Nilüfer Hanım'a hala saygılıyız!
* Piyasayı yakından takip ediyor musunuz?
Hayır, etmiyorum. Ben şarkı oluyorum yazarken, başka şeye dağıtacak vaktim yok. Müzik adına bir şeylere özellikle bakmıyorum çünkü bana kötü elektrik vermesinden korkuyorum. Bana inanmadılar, hakikaten Nilüfer Hanım'ın plağını dinlemedim. 'Dur bakalım, nasıl kötü bir şey yapmış' diye mi dinleyeceğim!
* 'İyi bir şey yapmış mı' diye de dinleyebilirdiniz!
Ama bu ihtimal yoktu! Siz yarın uçak yaptım diye gelseniz, ben sizin uçağınıza bakar mıyım?
Çok basit, yapamazsınız!
* Neden Nilüfer'in söylediklerine cevap vermiyorsunuz?
Saygılıyız hala, böyle izah edelim.
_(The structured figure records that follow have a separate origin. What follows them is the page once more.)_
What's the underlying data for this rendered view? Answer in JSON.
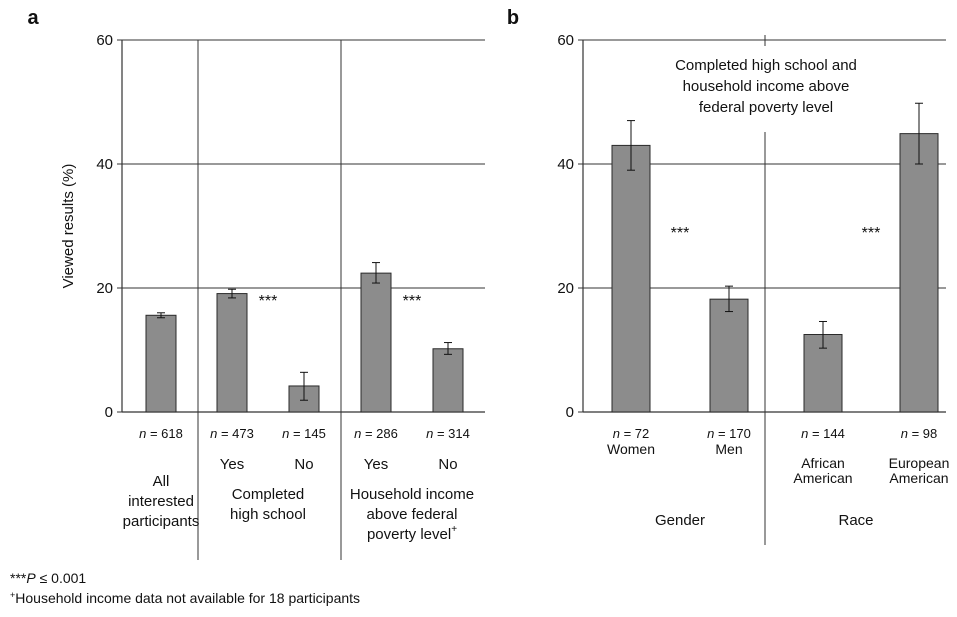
{
  "chart_data": [
    {
      "panel": "a",
      "type": "bar",
      "ylabel": "Viewed results (%)",
      "ylim": [
        0,
        60
      ],
      "yticks": [
        "0",
        "20",
        "40",
        "60"
      ],
      "grid": true,
      "groups": [
        {
          "lines": [
            "All",
            "interested",
            "participants"
          ]
        },
        {
          "lines": [
            "Completed",
            "high school"
          ]
        },
        {
          "lines": [
            "Household income",
            "above federal",
            "poverty level"
          ],
          "suffix_sup": "+"
        }
      ],
      "categories": [
        "",
        "Yes",
        "No",
        "Yes",
        "No"
      ],
      "n_labels": [
        "n = 618",
        "n = 473",
        "n = 145",
        "n = 286",
        "n = 314"
      ],
      "values": [
        15.6,
        19.1,
        4.2,
        22.4,
        10.2
      ],
      "err_low": [
        15.2,
        18.4,
        1.9,
        20.8,
        9.3
      ],
      "err_high": [
        16.0,
        19.8,
        6.4,
        24.1,
        11.2
      ],
      "significance": [
        {
          "between": [
            1,
            2
          ],
          "label": "***",
          "y": 19
        },
        {
          "between": [
            3,
            4
          ],
          "label": "***",
          "y": 19
        }
      ]
    },
    {
      "panel": "b",
      "type": "bar",
      "title": "Completed high school and household income above federal poverty level",
      "title_lines": [
        "Completed high school and",
        "household income above",
        "federal poverty level"
      ],
      "ylim": [
        0,
        60
      ],
      "yticks": [
        "0",
        "20",
        "40",
        "60"
      ],
      "grid": true,
      "groups": [
        {
          "lines": [
            "Gender"
          ]
        },
        {
          "lines": [
            "Race"
          ]
        }
      ],
      "categories": [
        [
          "Women"
        ],
        [
          "Men"
        ],
        [
          "African",
          "American"
        ],
        [
          "European",
          "American"
        ]
      ],
      "n_labels": [
        "n = 72",
        "n = 170",
        "n = 144",
        "n = 98"
      ],
      "values": [
        43.0,
        18.2,
        12.5,
        44.9
      ],
      "err_low": [
        39.0,
        16.2,
        10.3,
        40.0
      ],
      "err_high": [
        47.0,
        20.3,
        14.6,
        49.8
      ],
      "significance": [
        {
          "between": [
            0,
            1
          ],
          "label": "***",
          "y": 30
        },
        {
          "between": [
            2,
            3
          ],
          "label": "***",
          "y": 30
        }
      ]
    }
  ],
  "footnotes": {
    "sig_p": "P",
    "sig_rest": " ≤ 0.001",
    "sig_prefix": "***",
    "plus_mark": "+",
    "plus_text": "Household income data not available for 18 participants"
  },
  "colors": {
    "bar": "#8c8c8c",
    "bar_stroke": "#2a2a2a",
    "axis": "#333333",
    "grid": "#333333"
  }
}
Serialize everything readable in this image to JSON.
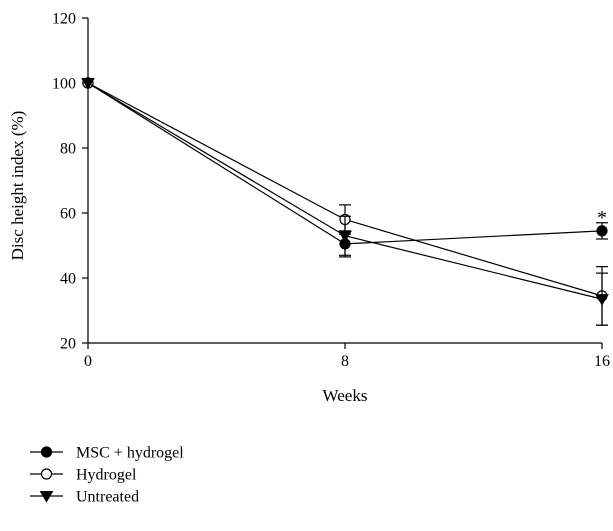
{
  "chart_data": {
    "type": "line",
    "xlabel": "Weeks",
    "ylabel": "Disc height index (%)",
    "x": [
      0,
      8,
      16
    ],
    "xlim": [
      0,
      16
    ],
    "ylim": [
      20,
      120
    ],
    "x_ticks": [
      0,
      8,
      16
    ],
    "y_ticks": [
      20,
      40,
      60,
      80,
      100,
      120
    ],
    "x_tick_labels": [
      "0",
      "8",
      "16"
    ],
    "y_tick_labels": [
      "20",
      "40",
      "60",
      "80",
      "100",
      "120"
    ],
    "grid": false,
    "legend_position": "bottom-left",
    "series": [
      {
        "name": "MSC + hydrogel",
        "marker": "filled-circle",
        "values": [
          100,
          50.5,
          54.5
        ],
        "error": [
          0,
          4,
          2.5
        ]
      },
      {
        "name": "Hydrogel",
        "marker": "open-circle",
        "values": [
          100,
          58,
          34.5
        ],
        "error": [
          0,
          4.5,
          9
        ]
      },
      {
        "name": "Untreated",
        "marker": "filled-triangle-down",
        "values": [
          100,
          53,
          33.5
        ],
        "error": [
          0,
          6,
          8
        ]
      }
    ],
    "annotations": [
      {
        "text": "*",
        "x": 16,
        "y": 58.5
      }
    ]
  }
}
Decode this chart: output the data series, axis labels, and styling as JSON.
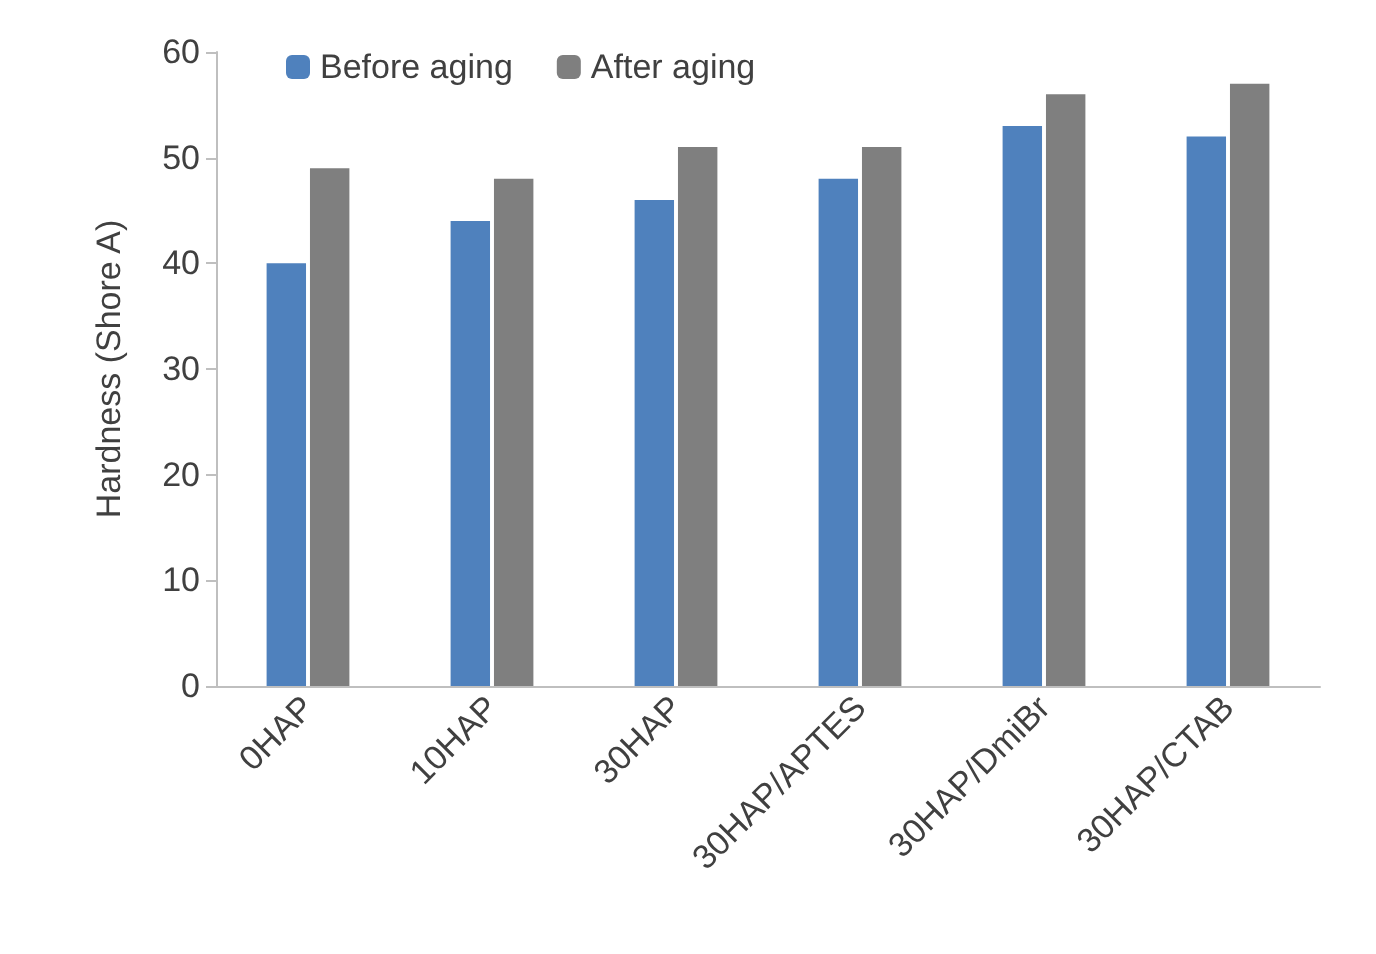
{
  "chart_data": {
    "type": "bar",
    "ylabel": "Hardness (Shore A)",
    "categories": [
      "0HAP",
      "10HAP",
      "30HAP",
      "30HAP/APTES",
      "30HAP/DmiBr",
      "30HAP/CTAB"
    ],
    "series": [
      {
        "name": "Before aging",
        "color": "#4f81bd",
        "values": [
          40,
          44,
          46,
          48,
          53,
          52
        ]
      },
      {
        "name": "After aging",
        "color": "#7f7f7f",
        "values": [
          49,
          48,
          51,
          51,
          56,
          57
        ]
      }
    ],
    "ylim": [
      0,
      60
    ],
    "yticks": [
      0,
      10,
      20,
      30,
      40,
      50,
      60
    ],
    "grid": false,
    "legend": "top left"
  }
}
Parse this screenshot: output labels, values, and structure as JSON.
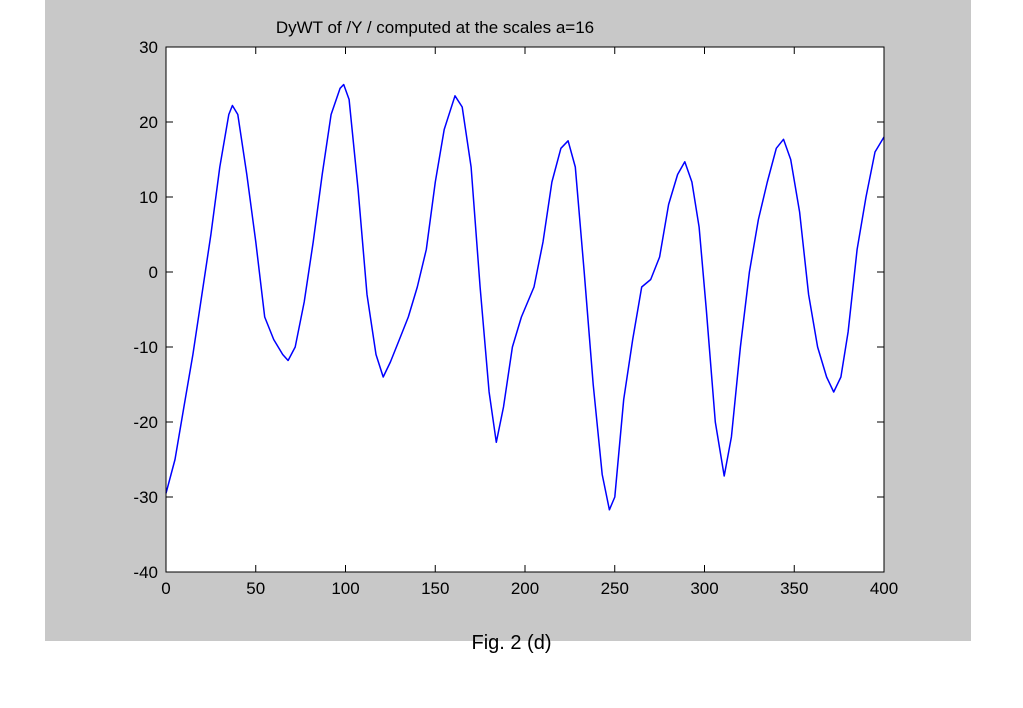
{
  "chart_data": {
    "type": "line",
    "title": "DyWT of /Υ / computed at the scales a=16",
    "xlabel": "",
    "ylabel": "",
    "xlim": [
      0,
      400
    ],
    "ylim": [
      -40,
      30
    ],
    "xticks": [
      0,
      50,
      100,
      150,
      200,
      250,
      300,
      350,
      400
    ],
    "yticks": [
      -40,
      -30,
      -20,
      -10,
      0,
      10,
      20,
      30
    ],
    "grid": false,
    "series": [
      {
        "color": "#0000ff",
        "points": [
          [
            0,
            -29.5
          ],
          [
            5,
            -25
          ],
          [
            10,
            -18
          ],
          [
            15,
            -11
          ],
          [
            20,
            -3
          ],
          [
            25,
            5
          ],
          [
            30,
            14
          ],
          [
            35,
            21
          ],
          [
            37,
            22.2
          ],
          [
            40,
            21
          ],
          [
            45,
            13
          ],
          [
            50,
            4
          ],
          [
            55,
            -6
          ],
          [
            60,
            -9
          ],
          [
            65,
            -11
          ],
          [
            68,
            -11.8
          ],
          [
            72,
            -10
          ],
          [
            77,
            -4
          ],
          [
            82,
            4
          ],
          [
            87,
            13
          ],
          [
            92,
            21
          ],
          [
            97,
            24.5
          ],
          [
            99,
            25
          ],
          [
            102,
            23
          ],
          [
            107,
            11
          ],
          [
            112,
            -3
          ],
          [
            117,
            -11
          ],
          [
            121,
            -14
          ],
          [
            125,
            -12
          ],
          [
            130,
            -9
          ],
          [
            135,
            -6
          ],
          [
            140,
            -2
          ],
          [
            145,
            3
          ],
          [
            150,
            12
          ],
          [
            155,
            19
          ],
          [
            161,
            23.5
          ],
          [
            165,
            22
          ],
          [
            170,
            14
          ],
          [
            175,
            -2
          ],
          [
            180,
            -16
          ],
          [
            184,
            -22.7
          ],
          [
            188,
            -18
          ],
          [
            193,
            -10
          ],
          [
            198,
            -6
          ],
          [
            205,
            -2
          ],
          [
            210,
            4
          ],
          [
            215,
            12
          ],
          [
            220,
            16.5
          ],
          [
            224,
            17.5
          ],
          [
            228,
            14
          ],
          [
            233,
            0
          ],
          [
            238,
            -15
          ],
          [
            243,
            -27
          ],
          [
            247,
            -31.7
          ],
          [
            250,
            -30
          ],
          [
            255,
            -17
          ],
          [
            260,
            -9
          ],
          [
            265,
            -2
          ],
          [
            270,
            -1
          ],
          [
            275,
            2
          ],
          [
            280,
            9
          ],
          [
            285,
            13
          ],
          [
            289,
            14.7
          ],
          [
            293,
            12
          ],
          [
            297,
            6
          ],
          [
            301,
            -5
          ],
          [
            306,
            -20
          ],
          [
            311,
            -27.2
          ],
          [
            315,
            -22
          ],
          [
            320,
            -10
          ],
          [
            325,
            0
          ],
          [
            330,
            7
          ],
          [
            335,
            12
          ],
          [
            340,
            16.5
          ],
          [
            344,
            17.7
          ],
          [
            348,
            15
          ],
          [
            353,
            8
          ],
          [
            358,
            -3
          ],
          [
            363,
            -10
          ],
          [
            368,
            -14
          ],
          [
            372,
            -16
          ],
          [
            376,
            -14
          ],
          [
            380,
            -8
          ],
          [
            385,
            3
          ],
          [
            390,
            10
          ],
          [
            395,
            16
          ],
          [
            400,
            18
          ]
        ]
      }
    ]
  },
  "caption": "Fig. 2 (d)"
}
Size 34 dakika hikayeyi anlattım. Şu kadarını yazın lütfen; Akdeniz Akdeniz şarkı yarışmasında 'Geceler' adlı şarkıyla kazanılan ödül için Nilüfer mahkemeye 'Ona yardım ettik, ödülü ona verdik' diyor. Bu büyük yalandır, çünkü bu şarkıya verilmiş bir ödüldür.